Purpose (i.e. what are the adaptations I am seeking with these workouts):

  • Strengthen connective tissues (ligaments, tendons, etc.)
  • Start building an aerobic base (increase mitochondrial density, more on the importance of mitochondria later)
  • Review my technique in the basic lifts/exercises

When/How Should I Increase or Progress:

  • First complete the A, B and C workouts 4 times, 1 cycle. This might take you 1, 2 or even, three months.
  • It might take you a few workouts to get your right weight or distances. The measures will be staying below your target HR (180 – age) and resting at least 1 minute each round and resting about the same time each round. If your rest for round 4 is 1:30 and each round it is lower and you end up at resting 1:00 on round 8, reduce load/distance/reps.
  • There are some people who could keep doing this program for 6 months, just increasing weight, distance, and/or reps after completing after completing each cycle.
  • Change exercises but keep intention, see above suggestions.
  • I haven’t specified load because load isn’t important at this time. At the end of your sets you should feel like you could do a couple more.
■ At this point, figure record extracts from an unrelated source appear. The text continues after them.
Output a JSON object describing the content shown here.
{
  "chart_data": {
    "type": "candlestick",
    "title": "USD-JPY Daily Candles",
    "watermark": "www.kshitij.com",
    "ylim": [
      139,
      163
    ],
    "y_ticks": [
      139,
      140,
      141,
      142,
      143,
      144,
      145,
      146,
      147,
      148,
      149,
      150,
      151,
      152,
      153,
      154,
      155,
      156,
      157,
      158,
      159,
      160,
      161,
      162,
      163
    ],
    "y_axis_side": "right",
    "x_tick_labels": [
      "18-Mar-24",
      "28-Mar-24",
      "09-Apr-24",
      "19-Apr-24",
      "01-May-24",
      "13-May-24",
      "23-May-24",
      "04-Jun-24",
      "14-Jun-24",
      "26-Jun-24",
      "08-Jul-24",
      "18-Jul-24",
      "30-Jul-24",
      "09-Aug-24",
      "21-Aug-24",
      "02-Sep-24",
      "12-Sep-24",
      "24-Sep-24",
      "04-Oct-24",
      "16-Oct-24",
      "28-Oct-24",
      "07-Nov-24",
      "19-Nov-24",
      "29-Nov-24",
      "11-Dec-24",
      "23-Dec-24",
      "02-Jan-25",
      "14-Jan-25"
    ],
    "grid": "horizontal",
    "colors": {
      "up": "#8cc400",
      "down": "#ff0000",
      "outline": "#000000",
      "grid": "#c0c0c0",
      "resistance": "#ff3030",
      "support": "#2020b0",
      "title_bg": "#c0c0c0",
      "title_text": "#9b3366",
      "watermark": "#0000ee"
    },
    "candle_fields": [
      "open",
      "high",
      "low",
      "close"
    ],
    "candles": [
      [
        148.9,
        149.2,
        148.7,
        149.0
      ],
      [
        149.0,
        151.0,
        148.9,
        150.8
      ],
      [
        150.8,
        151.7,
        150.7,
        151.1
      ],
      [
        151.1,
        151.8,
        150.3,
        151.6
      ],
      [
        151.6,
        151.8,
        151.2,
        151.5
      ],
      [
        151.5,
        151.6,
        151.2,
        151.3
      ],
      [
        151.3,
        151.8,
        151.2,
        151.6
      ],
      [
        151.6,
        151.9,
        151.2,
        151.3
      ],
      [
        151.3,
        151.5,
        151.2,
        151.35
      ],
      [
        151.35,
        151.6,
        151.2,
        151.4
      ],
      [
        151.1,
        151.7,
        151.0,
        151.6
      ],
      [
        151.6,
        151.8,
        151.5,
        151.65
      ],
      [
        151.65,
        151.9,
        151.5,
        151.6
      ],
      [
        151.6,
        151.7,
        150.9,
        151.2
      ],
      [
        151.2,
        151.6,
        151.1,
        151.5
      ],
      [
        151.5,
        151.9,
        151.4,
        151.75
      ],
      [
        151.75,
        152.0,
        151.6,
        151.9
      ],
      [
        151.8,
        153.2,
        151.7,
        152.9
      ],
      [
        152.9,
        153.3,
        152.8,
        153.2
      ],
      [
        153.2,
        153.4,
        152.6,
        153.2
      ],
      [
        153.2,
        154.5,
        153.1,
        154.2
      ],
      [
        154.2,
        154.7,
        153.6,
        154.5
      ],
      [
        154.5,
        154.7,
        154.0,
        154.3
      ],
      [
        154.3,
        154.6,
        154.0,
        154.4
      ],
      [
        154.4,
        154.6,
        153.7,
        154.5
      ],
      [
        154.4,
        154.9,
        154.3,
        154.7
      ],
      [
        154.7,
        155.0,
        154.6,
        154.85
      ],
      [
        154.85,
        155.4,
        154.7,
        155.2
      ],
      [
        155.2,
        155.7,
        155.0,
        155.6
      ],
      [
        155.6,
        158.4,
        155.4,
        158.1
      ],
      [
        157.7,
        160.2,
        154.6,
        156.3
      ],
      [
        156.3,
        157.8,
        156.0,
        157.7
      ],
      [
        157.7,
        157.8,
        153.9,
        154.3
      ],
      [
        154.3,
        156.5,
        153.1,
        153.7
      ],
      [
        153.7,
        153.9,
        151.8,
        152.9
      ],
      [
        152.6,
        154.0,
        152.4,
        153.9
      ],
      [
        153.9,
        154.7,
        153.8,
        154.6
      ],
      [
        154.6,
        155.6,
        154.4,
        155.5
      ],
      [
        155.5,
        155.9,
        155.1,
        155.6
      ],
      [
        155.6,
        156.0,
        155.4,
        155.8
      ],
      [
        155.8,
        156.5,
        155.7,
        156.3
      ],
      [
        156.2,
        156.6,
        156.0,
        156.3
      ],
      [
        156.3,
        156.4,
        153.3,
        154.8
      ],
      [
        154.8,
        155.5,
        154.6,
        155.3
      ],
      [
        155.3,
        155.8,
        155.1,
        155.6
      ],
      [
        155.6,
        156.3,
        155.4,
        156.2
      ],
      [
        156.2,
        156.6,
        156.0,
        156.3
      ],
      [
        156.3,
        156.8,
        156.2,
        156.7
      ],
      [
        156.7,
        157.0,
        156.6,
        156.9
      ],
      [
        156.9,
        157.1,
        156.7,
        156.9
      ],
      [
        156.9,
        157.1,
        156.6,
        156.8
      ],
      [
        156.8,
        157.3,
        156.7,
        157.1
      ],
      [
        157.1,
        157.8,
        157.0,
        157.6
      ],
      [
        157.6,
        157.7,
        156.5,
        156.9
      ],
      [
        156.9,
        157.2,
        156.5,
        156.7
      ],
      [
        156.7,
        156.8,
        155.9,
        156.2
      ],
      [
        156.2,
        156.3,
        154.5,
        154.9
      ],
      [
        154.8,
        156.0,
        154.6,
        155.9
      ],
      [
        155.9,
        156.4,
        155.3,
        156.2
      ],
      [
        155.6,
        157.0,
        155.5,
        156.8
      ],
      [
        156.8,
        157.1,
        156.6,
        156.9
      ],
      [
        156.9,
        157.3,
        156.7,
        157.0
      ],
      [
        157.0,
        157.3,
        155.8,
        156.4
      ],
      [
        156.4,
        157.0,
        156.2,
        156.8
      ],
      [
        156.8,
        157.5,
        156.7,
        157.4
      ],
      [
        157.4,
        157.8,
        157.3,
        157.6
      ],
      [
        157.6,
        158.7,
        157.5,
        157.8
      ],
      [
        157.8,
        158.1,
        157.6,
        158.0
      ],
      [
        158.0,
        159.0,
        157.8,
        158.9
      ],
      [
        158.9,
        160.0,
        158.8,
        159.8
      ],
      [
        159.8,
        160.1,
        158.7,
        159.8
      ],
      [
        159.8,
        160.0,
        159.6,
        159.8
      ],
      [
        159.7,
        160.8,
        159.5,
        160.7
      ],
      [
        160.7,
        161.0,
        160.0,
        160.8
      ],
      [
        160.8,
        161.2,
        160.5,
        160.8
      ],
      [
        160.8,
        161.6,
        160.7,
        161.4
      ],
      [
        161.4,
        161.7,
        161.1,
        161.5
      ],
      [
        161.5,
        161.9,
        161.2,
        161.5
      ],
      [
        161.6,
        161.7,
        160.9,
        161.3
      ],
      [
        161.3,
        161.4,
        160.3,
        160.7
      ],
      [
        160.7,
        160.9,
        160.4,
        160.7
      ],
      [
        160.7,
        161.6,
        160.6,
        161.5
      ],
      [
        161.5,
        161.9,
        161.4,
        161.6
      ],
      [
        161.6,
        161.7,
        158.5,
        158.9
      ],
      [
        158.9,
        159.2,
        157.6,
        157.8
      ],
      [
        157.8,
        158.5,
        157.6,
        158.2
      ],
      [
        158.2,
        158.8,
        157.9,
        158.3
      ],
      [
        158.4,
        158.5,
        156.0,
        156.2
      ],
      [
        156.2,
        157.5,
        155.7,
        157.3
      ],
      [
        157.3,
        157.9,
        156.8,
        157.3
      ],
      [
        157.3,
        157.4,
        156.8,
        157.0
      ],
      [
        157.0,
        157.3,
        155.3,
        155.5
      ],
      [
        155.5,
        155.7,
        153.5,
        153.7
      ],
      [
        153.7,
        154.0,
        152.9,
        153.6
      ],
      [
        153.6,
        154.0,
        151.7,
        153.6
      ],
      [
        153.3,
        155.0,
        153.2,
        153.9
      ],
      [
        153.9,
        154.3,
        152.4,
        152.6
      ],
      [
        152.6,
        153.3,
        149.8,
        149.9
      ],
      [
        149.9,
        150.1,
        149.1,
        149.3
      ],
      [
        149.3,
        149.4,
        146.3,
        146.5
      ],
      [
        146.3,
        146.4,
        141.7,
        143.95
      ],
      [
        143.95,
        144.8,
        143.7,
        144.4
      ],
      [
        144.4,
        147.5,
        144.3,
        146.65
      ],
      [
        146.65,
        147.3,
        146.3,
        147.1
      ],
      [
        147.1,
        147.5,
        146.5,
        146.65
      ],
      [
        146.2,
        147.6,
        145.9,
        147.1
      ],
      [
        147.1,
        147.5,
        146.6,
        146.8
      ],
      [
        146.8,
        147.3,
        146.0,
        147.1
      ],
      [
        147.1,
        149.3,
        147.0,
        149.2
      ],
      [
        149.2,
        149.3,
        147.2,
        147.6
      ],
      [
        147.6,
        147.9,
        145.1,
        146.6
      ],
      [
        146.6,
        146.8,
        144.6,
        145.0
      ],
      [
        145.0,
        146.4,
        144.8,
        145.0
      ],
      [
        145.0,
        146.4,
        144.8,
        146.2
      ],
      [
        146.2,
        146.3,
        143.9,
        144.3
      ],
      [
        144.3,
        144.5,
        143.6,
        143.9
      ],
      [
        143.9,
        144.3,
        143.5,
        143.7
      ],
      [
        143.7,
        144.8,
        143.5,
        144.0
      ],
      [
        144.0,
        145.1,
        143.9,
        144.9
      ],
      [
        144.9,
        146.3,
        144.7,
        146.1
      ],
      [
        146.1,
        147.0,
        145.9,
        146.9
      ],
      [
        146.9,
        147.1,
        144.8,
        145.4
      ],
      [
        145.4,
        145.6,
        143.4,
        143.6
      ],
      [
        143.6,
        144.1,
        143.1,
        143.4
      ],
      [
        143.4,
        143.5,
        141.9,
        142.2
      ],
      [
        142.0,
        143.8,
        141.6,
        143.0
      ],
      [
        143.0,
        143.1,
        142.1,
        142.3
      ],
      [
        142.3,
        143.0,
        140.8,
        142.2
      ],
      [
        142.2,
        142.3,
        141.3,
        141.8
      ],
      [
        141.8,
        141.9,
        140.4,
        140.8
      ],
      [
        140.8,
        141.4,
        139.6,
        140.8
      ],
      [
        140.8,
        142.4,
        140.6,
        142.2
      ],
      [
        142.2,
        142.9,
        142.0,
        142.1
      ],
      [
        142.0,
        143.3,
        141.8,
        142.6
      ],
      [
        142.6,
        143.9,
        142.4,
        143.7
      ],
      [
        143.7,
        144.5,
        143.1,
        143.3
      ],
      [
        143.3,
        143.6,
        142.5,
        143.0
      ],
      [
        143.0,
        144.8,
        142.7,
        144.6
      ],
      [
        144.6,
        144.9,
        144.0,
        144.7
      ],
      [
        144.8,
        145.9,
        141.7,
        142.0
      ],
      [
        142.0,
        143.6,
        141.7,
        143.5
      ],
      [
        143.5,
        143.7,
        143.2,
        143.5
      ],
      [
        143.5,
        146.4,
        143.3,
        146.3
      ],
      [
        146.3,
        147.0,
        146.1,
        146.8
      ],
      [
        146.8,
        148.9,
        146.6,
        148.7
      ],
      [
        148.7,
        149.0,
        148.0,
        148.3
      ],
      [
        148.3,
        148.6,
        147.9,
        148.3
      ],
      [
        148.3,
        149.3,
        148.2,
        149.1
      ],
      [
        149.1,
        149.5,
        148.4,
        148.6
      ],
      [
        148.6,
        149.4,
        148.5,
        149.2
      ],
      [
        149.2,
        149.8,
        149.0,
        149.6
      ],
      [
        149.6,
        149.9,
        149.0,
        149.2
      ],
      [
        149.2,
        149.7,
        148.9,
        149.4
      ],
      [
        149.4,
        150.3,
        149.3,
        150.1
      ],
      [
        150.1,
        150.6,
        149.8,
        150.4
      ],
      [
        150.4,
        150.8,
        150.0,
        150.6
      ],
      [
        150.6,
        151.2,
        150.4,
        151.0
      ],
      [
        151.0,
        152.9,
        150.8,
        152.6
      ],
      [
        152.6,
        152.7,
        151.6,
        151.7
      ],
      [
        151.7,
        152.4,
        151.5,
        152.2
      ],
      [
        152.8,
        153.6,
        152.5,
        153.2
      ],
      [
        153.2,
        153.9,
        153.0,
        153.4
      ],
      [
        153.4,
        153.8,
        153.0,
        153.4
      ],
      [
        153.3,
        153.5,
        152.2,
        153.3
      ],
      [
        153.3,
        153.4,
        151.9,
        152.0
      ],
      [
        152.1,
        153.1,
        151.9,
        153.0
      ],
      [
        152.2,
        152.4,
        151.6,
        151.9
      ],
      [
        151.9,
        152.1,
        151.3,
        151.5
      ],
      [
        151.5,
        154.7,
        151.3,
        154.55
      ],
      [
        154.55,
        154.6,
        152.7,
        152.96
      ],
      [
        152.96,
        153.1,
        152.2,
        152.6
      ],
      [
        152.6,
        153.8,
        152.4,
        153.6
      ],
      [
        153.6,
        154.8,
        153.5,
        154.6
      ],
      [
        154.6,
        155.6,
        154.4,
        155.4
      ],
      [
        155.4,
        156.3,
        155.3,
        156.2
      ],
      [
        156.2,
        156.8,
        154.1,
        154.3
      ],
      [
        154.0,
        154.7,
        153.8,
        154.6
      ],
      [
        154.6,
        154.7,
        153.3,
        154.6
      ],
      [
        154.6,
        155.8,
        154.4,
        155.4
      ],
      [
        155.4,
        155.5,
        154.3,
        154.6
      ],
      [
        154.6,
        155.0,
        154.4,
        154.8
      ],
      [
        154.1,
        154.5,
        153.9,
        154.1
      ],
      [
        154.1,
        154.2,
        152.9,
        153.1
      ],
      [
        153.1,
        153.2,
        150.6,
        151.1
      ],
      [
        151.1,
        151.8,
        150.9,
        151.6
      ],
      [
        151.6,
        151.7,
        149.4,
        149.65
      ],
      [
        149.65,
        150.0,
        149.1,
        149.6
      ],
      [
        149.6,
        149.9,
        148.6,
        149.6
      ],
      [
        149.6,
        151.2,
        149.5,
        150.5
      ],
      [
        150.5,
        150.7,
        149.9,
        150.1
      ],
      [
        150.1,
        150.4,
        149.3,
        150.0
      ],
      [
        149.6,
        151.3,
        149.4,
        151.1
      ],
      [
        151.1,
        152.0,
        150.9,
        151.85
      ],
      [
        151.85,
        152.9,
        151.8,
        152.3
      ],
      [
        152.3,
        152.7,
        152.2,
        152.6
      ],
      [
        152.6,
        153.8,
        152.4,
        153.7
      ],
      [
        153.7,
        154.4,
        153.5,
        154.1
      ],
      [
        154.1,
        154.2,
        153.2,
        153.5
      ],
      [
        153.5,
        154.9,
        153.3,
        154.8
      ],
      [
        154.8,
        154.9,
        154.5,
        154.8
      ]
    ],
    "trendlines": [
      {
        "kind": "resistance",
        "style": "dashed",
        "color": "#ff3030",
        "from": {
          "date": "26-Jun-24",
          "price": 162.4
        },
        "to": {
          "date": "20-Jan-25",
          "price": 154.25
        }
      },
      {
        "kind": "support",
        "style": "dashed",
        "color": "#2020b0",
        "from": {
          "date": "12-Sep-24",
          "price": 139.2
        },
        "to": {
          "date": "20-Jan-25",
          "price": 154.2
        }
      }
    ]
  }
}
Tools and Other Implementation Details:

  • I don’t wear headphones in the gym. I want to make myself as accessible to meet people. Your mileage may vary, but as many of you know, being at the gym and being “available” allows you to find workout partners which makes it easier to be consistent. If I haven’t made it clear, the goal of these workouts is consistency. I know that some of you would rather push a weighted sled for a mile rather than meet someone at the gym but there is growing amount of research that shows close friendships are a better indicator of longevity than exercise and even diet. I have found this to be especially true for men, in my experience, men age more gracefully with more friends.
  • I use the Gym Boss timer app to keep me on task, I don’t care which one you use, but use one.
  • I use a heart rate monitor every once in a while to make sure I am staying in the right zone, i.e. age – 180. Sometimes my HR gets as high as 145, but I just reduce the weight or reps until my HR gets into the right zone. Here are a couple I have either used or my athletes have used: Polar H7 with endomodo app, Polar FT 7, or Apple watch. I am also a huge fan of Lezyne products. While I haven’t used this watch, I covet it badly (I have their Super GPS for my bike and love it). I like having a GPS device and an HR monitor because it is helpful to know elevation gain, mileage and HR to pick the right event. For instance, I signed up for an event and that had either 1.2 miles uphill or .25 miles so I went to my local hill workout and now I know the suffer factor is 2 to 3 x my local hill for the 1.2.mile course.